Voilà l'essentiel des conclusions tirées du débat sur le commerce électronique (CE) organisé hier à Québec par le Forum des inforoutes et du multimédia (FIM).
« Même un géant comme Amazon.com occupe une niche : il a été le premier à offrir le catalogue entier des éditeurs de livres. La seule taille du Net permet à des niches très spécifiques d'avoir une taille assez imposante pour en assurer la viabilité », a expliqué Philippe Le Roux, associé de V(DL)2, une firme qui développe des solutions de commerce électronique.
René Barsalo, de chez Dynec, solutions d'affaires électroniques et président du conseil du FIM abondait dans le même sens: « Le marchand électronique qui vise les 150 millions d'internautes fait fausse route. Il faut viser 5 000 ou 10 000 clients qui cherchent un produit, un service spécifique, et qui peuvent maintenant se rejoindre facilement grâce à Internet. »
L'animateur du débat, André Bélanger (directeur de l'information de Multimédium, Économédia et la Toile du Québec), n'a pas eu à travailler très fort car les panelistes ont rapidement énoncé leurs positions, et ne se sont pas fait prier pour les défendre...

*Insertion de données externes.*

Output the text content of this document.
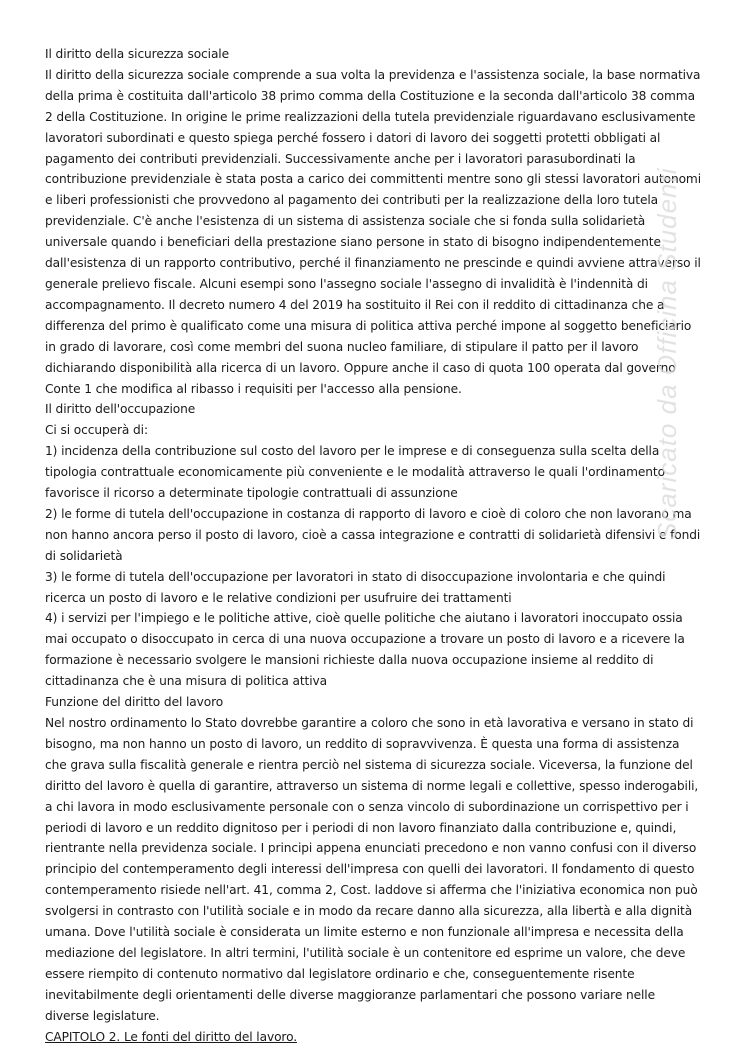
Il diritto della sicurezza sociale

Il diritto della sicurezza sociale comprende a sua volta la previdenza e l'assistenza sociale, la base normativa della prima è costituita dall'articolo 38 primo comma della Costituzione e la seconda dall'articolo 38 comma 2 della Costituzione. In origine le prime realizzazioni della tutela previdenziale riguardavano esclusivamente lavoratori subordinati e questo spiega perché fossero i datori di lavoro dei soggetti protetti obbligati al pagamento dei contributi previdenziali. Successivamente anche per i lavoratori parasubordinati la contribuzione previdenziale è stata posta a carico dei committenti mentre sono gli stessi lavoratori autonomi e liberi professionisti che provvedono al pagamento dei contributi per la realizzazione della loro tutela previdenziale. C'è anche l'esistenza di un sistema di assistenza sociale che si fonda sulla solidarietà universale quando i beneficiari della prestazione siano persone in stato di bisogno indipendentemente dall'esistenza di un rapporto contributivo, perché il finanziamento ne prescinde e quindi avviene attraverso il generale prelievo fiscale. Alcuni esempi sono l'assegno sociale l'assegno di invalidità è l'indennità di accompagnamento. Il decreto numero 4 del 2019 ha sostituito il Rei con il reddito di cittadinanza che a differenza del primo è qualificato come una misura di politica attiva perché impone al soggetto beneficiario in grado di lavorare, così come membri del suona nucleo familiare, di stipulare il patto per il lavoro dichiarando disponibilità alla ricerca di un lavoro. Oppure anche il caso di quota 100 operata dal governo Conte 1 che modifica al ribasso i requisiti per l'accesso alla pensione.

Il diritto dell'occupazione

Ci si occuperà di:

1) incidenza della contribuzione sul costo del lavoro per le imprese e di conseguenza sulla scelta della tipologia contrattuale economicamente più conveniente e le modalità attraverso le quali l'ordinamento favorisce il ricorso a determinate tipologie contrattuali di assunzione

2) le forme di tutela dell'occupazione in costanza di rapporto di lavoro e cioè di coloro che non lavorano ma non hanno ancora perso il posto di lavoro, cioè a cassa integrazione e contratti di solidarietà difensivi e fondi di solidarietà

3) le forme di tutela dell'occupazione per lavoratori in stato di disoccupazione involontaria e che quindi ricerca un posto di lavoro e le relative condizioni per usufruire dei trattamenti

4) i servizi per l'impiego e le politiche attive, cioè quelle politiche che aiutano i lavoratori inoccupato ossia mai occupato o disoccupato in cerca di una nuova occupazione a trovare un posto di lavoro e a ricevere la formazione è necessario svolgere le mansioni richieste dalla nuova occupazione insieme al reddito di cittadinanza che è una misura di politica attiva

Funzione del diritto del lavoro

Nel nostro ordinamento lo Stato dovrebbe garantire a coloro che sono in età lavorativa e versano in stato di bisogno, ma non hanno un posto di lavoro, un reddito di sopravvivenza. È questa una forma di assistenza che grava sulla fiscalità generale e rientra perciò nel sistema di sicurezza sociale. Viceversa, la funzione del diritto del lavoro è quella di garantire, attraverso un sistema di norme legali e collettive, spesso inderogabili, a chi lavora in modo esclusivamente personale con o senza vincolo di subordinazione un corrispettivo per i periodi di lavoro e un reddito dignitoso per i periodi di non lavoro finanziato dalla contribuzione e, quindi, rientrante nella previdenza sociale. I principi appena enunciati precedono e non vanno confusi con il diverso principio del contemperamento degli interessi dell'impresa con quelli dei lavoratori. Il fondamento di questo contemperamento risiede nell'art. 41, comma 2, Cost. laddove si afferma che l'iniziativa economica non può svolgersi in contrasto con l'utilità sociale e in modo da recare danno alla sicurezza, alla libertà e alla dignità umana. Dove l'utilità sociale è considerata un limite esterno e non funzionale all'impresa e necessita della mediazione del legislatore. In altri termini, l'utilità sociale è un contenitore ed esprime un valore, che deve essere riempito di contenuto normativo dal legislatore ordinario e che, conseguentemente risente inevitabilmente degli orientamenti delle diverse maggioranze parlamentari che possono variare nelle diverse legislature.

CAPITOLO 2. Le fonti del diritto del lavoro.

Scaricato da Officina Studenti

Par ailleurs, la question de la confiance et de la sécurité a également été abordée, comme dans tout débat sur le CE qui se respecte. À Dominique Lévesque, la présidente de l'Institut du Commerce électronique, qui afffirmait que le commerce électronique ne se développera que lorsque les gens auraient confiance, M. Le Roux a répliqué qu'il s'agissait d'une préoccupaton des consommateurs, mais pas un frein à leurs achats sur le Net.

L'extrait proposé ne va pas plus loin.